I've written this query which works but is slow, it doesn't use a boolean but rather a count that will be either zero or one. Any suggested improvements are gratefully accepted:
SELECT u.number,u.name,u.deliveryaddress,
(SELECT COUNT(productUserid)
FROM ProductUser
WHERE number = u.number and productid = #ProductId)
AS IsInPromo
FROM Users u
UPDATE
I've run the query with actual execution plan enabled, I'm not sure how to show the results but various costs are:
Nested Loops (left semi join): 29%]
Clustered Index scan (User Table): 41%
Clustered Index Scan (ProductUser table): 29%
NUMBERS
There are 7366 users in the users table and currently 18 rows in the productUser table (although this will change and could be in the thousands)
You can use EXISTS to short circuit after the first row is found rather than COUNT-ing all matching rows.

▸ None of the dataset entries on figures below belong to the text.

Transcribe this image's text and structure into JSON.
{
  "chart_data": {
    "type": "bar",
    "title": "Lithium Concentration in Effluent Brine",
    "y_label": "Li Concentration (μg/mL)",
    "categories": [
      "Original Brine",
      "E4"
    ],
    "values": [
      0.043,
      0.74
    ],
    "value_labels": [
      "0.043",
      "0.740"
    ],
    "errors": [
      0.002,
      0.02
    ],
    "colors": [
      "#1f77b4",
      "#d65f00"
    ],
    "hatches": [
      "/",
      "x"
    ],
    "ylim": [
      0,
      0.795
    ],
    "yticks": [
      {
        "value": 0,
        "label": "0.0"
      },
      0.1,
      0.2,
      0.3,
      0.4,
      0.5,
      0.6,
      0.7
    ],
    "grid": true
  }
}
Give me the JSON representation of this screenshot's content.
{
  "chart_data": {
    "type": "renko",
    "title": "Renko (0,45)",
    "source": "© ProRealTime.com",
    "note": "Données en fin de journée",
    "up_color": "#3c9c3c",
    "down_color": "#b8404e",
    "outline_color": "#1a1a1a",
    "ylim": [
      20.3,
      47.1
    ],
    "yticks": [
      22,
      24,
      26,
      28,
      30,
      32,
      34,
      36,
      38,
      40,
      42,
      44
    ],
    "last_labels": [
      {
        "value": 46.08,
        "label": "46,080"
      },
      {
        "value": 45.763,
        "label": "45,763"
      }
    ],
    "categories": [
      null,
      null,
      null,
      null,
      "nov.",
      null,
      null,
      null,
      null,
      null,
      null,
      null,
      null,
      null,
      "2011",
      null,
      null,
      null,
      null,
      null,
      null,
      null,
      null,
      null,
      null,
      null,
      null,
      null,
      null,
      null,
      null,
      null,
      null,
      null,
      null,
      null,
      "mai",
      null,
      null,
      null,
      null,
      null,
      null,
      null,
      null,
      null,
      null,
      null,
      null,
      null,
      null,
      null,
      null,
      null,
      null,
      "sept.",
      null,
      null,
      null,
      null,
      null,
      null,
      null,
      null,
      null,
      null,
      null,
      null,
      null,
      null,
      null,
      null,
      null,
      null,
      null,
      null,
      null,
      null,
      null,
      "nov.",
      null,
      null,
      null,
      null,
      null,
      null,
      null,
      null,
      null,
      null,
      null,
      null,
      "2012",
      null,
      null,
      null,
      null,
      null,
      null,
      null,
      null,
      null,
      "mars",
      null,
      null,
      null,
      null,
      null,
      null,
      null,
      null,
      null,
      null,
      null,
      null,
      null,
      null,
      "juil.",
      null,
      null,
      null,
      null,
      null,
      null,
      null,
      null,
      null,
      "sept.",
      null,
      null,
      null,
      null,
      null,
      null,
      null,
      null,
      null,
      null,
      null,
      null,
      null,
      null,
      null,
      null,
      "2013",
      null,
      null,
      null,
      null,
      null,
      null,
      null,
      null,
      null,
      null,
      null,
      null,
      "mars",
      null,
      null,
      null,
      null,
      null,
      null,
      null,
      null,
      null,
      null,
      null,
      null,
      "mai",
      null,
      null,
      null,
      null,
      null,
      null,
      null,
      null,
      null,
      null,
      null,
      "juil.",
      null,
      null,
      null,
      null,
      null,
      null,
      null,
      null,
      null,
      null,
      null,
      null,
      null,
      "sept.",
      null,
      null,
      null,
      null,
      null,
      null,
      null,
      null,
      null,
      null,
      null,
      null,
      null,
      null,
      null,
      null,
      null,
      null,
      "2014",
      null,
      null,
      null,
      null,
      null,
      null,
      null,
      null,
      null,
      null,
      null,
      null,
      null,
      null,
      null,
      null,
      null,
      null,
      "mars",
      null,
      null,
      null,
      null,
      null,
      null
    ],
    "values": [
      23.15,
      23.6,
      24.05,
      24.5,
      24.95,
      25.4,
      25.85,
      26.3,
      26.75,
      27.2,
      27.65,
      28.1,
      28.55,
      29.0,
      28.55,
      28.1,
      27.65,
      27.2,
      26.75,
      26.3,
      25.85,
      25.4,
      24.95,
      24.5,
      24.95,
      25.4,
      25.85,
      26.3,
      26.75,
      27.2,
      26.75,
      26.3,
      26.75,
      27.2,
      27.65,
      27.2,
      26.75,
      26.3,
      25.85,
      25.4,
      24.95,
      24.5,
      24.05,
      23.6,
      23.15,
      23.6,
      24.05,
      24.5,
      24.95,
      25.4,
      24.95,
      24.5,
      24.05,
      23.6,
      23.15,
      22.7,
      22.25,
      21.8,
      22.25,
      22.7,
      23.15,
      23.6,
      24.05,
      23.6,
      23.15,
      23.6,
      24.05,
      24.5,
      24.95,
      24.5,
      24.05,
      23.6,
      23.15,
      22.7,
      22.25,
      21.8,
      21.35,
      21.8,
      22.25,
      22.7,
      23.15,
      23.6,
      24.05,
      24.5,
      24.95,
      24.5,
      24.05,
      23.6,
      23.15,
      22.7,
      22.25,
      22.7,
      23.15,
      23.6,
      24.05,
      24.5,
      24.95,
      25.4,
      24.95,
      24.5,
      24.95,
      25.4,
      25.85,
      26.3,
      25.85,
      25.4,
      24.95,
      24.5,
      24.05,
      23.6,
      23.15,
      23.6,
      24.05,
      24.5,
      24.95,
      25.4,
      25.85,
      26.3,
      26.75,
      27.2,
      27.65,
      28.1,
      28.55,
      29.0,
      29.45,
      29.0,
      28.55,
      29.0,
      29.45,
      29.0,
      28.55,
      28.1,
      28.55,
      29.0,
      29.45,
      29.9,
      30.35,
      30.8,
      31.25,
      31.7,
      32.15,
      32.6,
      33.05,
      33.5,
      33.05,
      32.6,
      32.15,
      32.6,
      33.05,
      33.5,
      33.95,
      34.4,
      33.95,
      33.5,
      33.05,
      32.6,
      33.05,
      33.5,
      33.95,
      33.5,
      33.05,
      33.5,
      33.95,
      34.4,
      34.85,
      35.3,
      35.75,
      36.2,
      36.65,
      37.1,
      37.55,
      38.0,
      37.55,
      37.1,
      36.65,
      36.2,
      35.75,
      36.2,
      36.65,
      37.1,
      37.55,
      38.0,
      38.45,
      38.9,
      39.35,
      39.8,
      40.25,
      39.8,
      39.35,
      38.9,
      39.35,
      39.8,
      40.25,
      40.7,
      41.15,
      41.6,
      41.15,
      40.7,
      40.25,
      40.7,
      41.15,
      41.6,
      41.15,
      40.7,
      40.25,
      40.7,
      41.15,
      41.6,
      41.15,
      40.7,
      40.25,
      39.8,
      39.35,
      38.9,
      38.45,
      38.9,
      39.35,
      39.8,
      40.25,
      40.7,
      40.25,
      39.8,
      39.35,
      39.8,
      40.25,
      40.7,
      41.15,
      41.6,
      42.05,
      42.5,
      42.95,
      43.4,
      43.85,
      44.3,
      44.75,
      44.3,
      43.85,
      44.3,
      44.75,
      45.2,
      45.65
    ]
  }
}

SQL Server does not have a boolean datatype. The closest equivalent is BIT
SELECT u.number,
u.name,
u.deliveryaddress,
CASE
WHEN EXISTS (SELECT *
FROM ProductUser
WHERE number = u.number
AND productid = #ProductId) THEN CAST(1 AS BIT)
ELSE CAST(0 AS BIT)
END AS IsInPromo
FROM Users u
RE: "I'm not sure what this type of query is called". This will give a plan with a semi join. See Subqueries in CASE Expressions for more about this.
Which management system are you using?
Try this:
SELECT u.number,u.name,u.deliveryaddress,
case when COUNT(p.productUserid) > 0 then 1 else 0 end
FROM Users u
left join ProductUser p on p.number = u.number and productid = #ProductId
group by u.number,u.name,u.deliveryaddress
UPD: this could be faster using mssql
;with fff as
(
select distinct p.number from ProductUser p where p.productid = #ProductId
)
select u.number,u.name,u.deliveryaddress,
case when isnull(f.number, 0) = 0 then 0 else 1 end
from Users u left join fff f on f.number = u.number
Since you seem concerned about performance, this query can perform faster as this will cause index seek on both tables versus an index scan:
SELECT u.number,
u.name,
u.deliveryaddress,
ISNULL(p.number, 0) IsInPromo
FROM Users u
LEFT JOIN ProductUser p ON p.number = u.number
WHERE p.productid = #ProductId